Ja, ähnlich ist es in z.B. Dallas, wo I-35E meistens eher “Stemmons Freeway” genannt wird, wie auch I-30 “R.L. Thornton Freeway”, TX Spur (!) 366 immer “Woodall Rogers Freeway” usw. Allerdings ist da die Rede immer von der Himmelsrichtung.
Das wäre irgendwie cool hier…
“Wegen Einhorndung ist die Merkel in Richtung München gesperrt.”
Sind die Namen immer irgendwelche Politiker? Oder gibt’s auch zum Beispiel den “Miles Davis Freeway”?
Ohhhh… gibt’s überhaupt irgendwelche weiblichen Freeways :)?
Ja, einige: https://www.aaroads.com/forum/index.php?topic=14479.0
There’s a similar word ín English. Spoor. It means the physical track or trace of an animal – well, as far as I know. I’ve never seen it used for persons.
Oh cool :). Didn’t know that!
Just a few quick responses on the questions about idiomatic phrasing…
– Das Eichhörnchen berichtet der Waldversammlung, wo es die Einhornspuren gefunden hat.
– The squirrel tells the forest meeting, where it found the unicorn (foot) prints.
(should I say hoof-prints here?)
“Hoof-prints” works well, but “footprints” (or especially just “prints”) wouldn’t strike me as wrong.
– Wegen Einhorndung auf der Fahrbahn ist die linke Spur in Richtung Berlin blockiert.
– Due to unicorn manure on the track, the left lane in the direction Berlin is blocked.
(this is probably not idiomatic English, how would that be in proper traffic news speak?… danke :)
This is a little tricky, and probably better answered by a Brit or somebody. In the parts of the US where I’ve lived, cardinal directions are usually used: “…the west-/eastbound left lane is blocked.” If the highway were identified by its direction, I’m guessing it would most likely be “the left lane on [name of highway] toward Berlin.” “In the direction of” is fine but has a lot of syllables, so it wouldn’t tend to be used in reporting.
– Marias Bruder lebt ein Leben auf der Überholspur.
– Maria’s brother is living a life on the fast lane. (lit.: “over take lane“)
“To live life in the fast lane” is idiomatic (that’s how I’d phrase it in AE), but there’s also the term “passing lane,” which translates “Überholspur” more directly. (Just FYI.)

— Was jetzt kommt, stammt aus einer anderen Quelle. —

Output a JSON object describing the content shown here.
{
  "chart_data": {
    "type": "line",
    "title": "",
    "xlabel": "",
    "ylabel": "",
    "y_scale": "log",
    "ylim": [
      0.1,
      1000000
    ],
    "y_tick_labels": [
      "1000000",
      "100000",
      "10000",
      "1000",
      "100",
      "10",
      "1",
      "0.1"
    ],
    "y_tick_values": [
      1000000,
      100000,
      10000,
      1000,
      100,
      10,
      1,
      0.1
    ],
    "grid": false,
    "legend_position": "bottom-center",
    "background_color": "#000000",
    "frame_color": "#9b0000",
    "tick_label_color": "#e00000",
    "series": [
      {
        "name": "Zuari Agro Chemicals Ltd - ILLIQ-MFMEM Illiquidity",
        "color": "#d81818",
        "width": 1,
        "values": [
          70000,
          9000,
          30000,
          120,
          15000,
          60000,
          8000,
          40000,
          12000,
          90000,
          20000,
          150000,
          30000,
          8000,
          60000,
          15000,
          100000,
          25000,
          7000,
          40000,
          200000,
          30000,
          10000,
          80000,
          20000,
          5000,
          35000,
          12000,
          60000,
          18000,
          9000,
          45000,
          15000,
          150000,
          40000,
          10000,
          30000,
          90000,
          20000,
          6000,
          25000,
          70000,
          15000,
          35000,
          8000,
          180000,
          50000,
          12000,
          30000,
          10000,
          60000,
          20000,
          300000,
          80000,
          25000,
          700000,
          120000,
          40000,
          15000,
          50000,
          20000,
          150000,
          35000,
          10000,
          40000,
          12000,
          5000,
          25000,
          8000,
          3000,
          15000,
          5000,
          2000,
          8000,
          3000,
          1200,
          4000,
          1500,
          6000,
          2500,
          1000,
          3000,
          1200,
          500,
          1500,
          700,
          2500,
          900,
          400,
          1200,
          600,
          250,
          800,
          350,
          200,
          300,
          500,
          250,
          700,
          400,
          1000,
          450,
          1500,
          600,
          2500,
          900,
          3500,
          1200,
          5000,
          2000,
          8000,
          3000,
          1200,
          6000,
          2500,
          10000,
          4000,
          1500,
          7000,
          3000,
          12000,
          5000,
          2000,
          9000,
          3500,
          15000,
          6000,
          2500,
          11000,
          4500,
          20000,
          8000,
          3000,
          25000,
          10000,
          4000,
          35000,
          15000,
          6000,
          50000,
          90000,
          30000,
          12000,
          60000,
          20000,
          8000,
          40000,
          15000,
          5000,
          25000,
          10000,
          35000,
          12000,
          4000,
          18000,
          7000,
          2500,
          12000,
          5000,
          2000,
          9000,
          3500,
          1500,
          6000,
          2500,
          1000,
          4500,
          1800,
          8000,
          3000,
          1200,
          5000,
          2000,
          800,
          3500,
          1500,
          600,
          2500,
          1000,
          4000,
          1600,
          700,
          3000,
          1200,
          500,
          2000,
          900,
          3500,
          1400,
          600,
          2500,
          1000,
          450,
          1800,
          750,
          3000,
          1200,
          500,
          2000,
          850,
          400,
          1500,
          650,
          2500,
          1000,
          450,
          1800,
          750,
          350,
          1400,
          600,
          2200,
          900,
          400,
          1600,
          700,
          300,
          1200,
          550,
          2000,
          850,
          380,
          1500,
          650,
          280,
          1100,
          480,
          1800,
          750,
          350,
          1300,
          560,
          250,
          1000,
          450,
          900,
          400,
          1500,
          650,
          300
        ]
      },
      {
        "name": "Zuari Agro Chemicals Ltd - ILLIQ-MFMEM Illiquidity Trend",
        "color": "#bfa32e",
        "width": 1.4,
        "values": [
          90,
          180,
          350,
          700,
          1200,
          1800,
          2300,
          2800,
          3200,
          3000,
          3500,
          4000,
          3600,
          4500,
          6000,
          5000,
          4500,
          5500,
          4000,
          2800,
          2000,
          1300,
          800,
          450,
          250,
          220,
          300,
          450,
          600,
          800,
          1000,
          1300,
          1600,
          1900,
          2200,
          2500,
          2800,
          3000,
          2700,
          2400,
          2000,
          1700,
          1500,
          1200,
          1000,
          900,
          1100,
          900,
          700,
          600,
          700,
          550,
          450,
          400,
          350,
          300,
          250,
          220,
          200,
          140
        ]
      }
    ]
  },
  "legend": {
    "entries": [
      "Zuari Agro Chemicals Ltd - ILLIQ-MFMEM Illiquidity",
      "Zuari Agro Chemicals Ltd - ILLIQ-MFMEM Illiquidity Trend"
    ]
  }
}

There’s also that 80s (?) song ”life in the fast lane’. I wonder if it was an idiomatic phrase before then, or just since the song came out.
He or she is living “Life in the fast lane” has been a saying as long as I can remember, which is well before the 80s. I imagine it began with the Interstate Highway System.